Saat berdebat, kembali suara motor terdengar memasuki halaman rumah sakit. "Nah, Bang Cen datang itu," kataku dengan mata berbinar. Tapi begitu kuda besi itu masuk, aku justru curiga dengan suara mesin motornya. Karena itu suara motor ... "Rangga?!" pekikku.

"Gue telepon cowok lu! Kalau ada apa-apa biar dia tau."

"Loh, Ndi ...."

"Sudah diem!" Indi menjauh dariku dan mengobrol bersama Raja. Sementara aku mendekat ke pemuda yang baru saja datang itu.

"Kok kamu ke sini?" Begitu Rangga berada di depanku.

"Harusnya aku yang tanya. Kamu ngapain di sini?" tanyanya menyelidik.

"Kan aku sudah kirim pesan. Duh, harusnya kamu di rumah aja, Rangga."

"Udah nggak apa-apa. Lagian Indi nelpon terus, aku jadi kepikiran. Aku nggak baca WA kamu, tapi sempat lihat notifikasinya sih. Langsung aja kau ke sini."

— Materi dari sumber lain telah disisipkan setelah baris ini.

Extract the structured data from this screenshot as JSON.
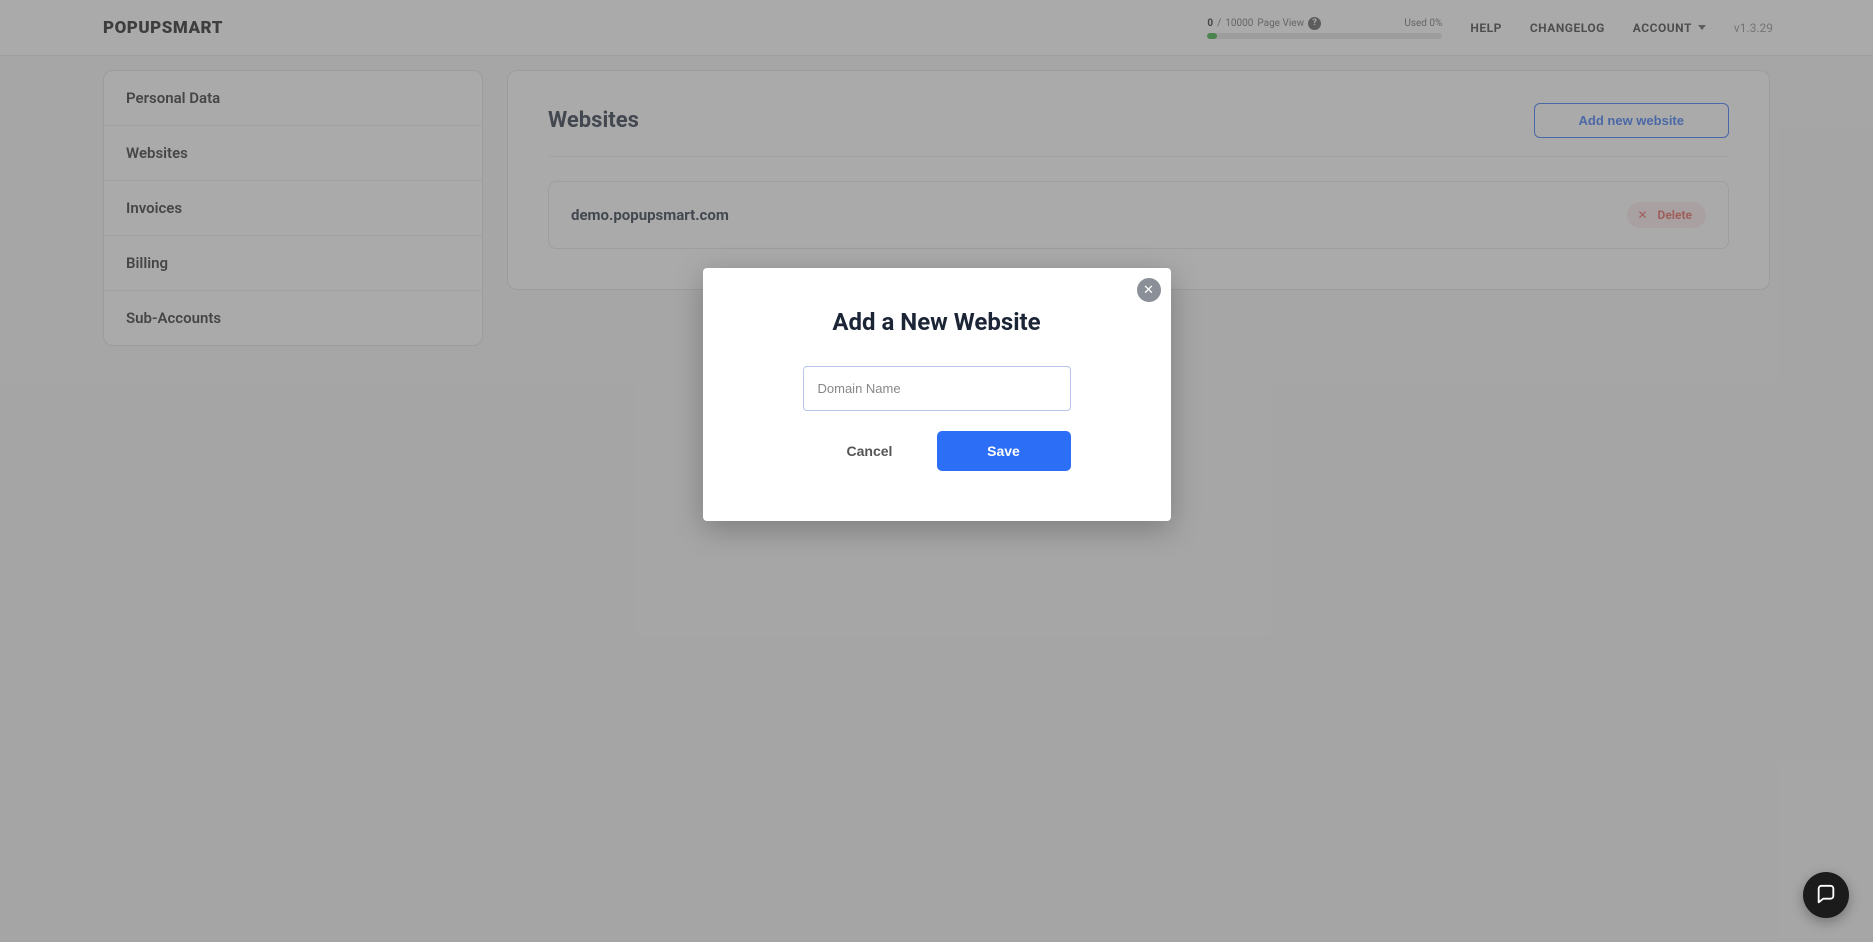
{
  "header": {
    "logo": "POPUPSMART",
    "usage": {
      "current": "0",
      "sep": "/",
      "limit": "10000",
      "label": "Page View",
      "used_label": "Used 0%"
    },
    "nav": {
      "help": "HELP",
      "changelog": "CHANGELOG",
      "account": "ACCOUNT",
      "version": "v1.3.29"
    }
  },
  "sidebar": {
    "items": [
      {
        "label": "Personal Data"
      },
      {
        "label": "Websites"
      },
      {
        "label": "Invoices"
      },
      {
        "label": "Billing"
      },
      {
        "label": "Sub-Accounts"
      }
    ]
  },
  "content": {
    "title": "Websites",
    "add_button": "Add new website",
    "sites": [
      {
        "name": "demo.popupsmart.com",
        "delete_label": "Delete"
      }
    ]
  },
  "modal": {
    "title": "Add a New Website",
    "placeholder": "Domain Name",
    "cancel": "Cancel",
    "save": "Save"
  }
}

Bang Cen akhirnya datang sebagai tamu terakhir. Kami lantas masuk ke dalam dengan bantuan Raja. Bagaimana pun juga dia salah satu pegawai di tempat ini, jadi dia memiliki akses masuk dan keluar dengan mudah.

Lorong rumah sakit memang terlihat lebih mengerikan saat malam. Tidak hanya di bagian luar, tapi juga di bagian dalam sini. Kami terus berjalan menuju kamar Ramon. Raja dan Indi di depan, Bang Cen di belakangnya lalu aku dan Rangga paling terakhir.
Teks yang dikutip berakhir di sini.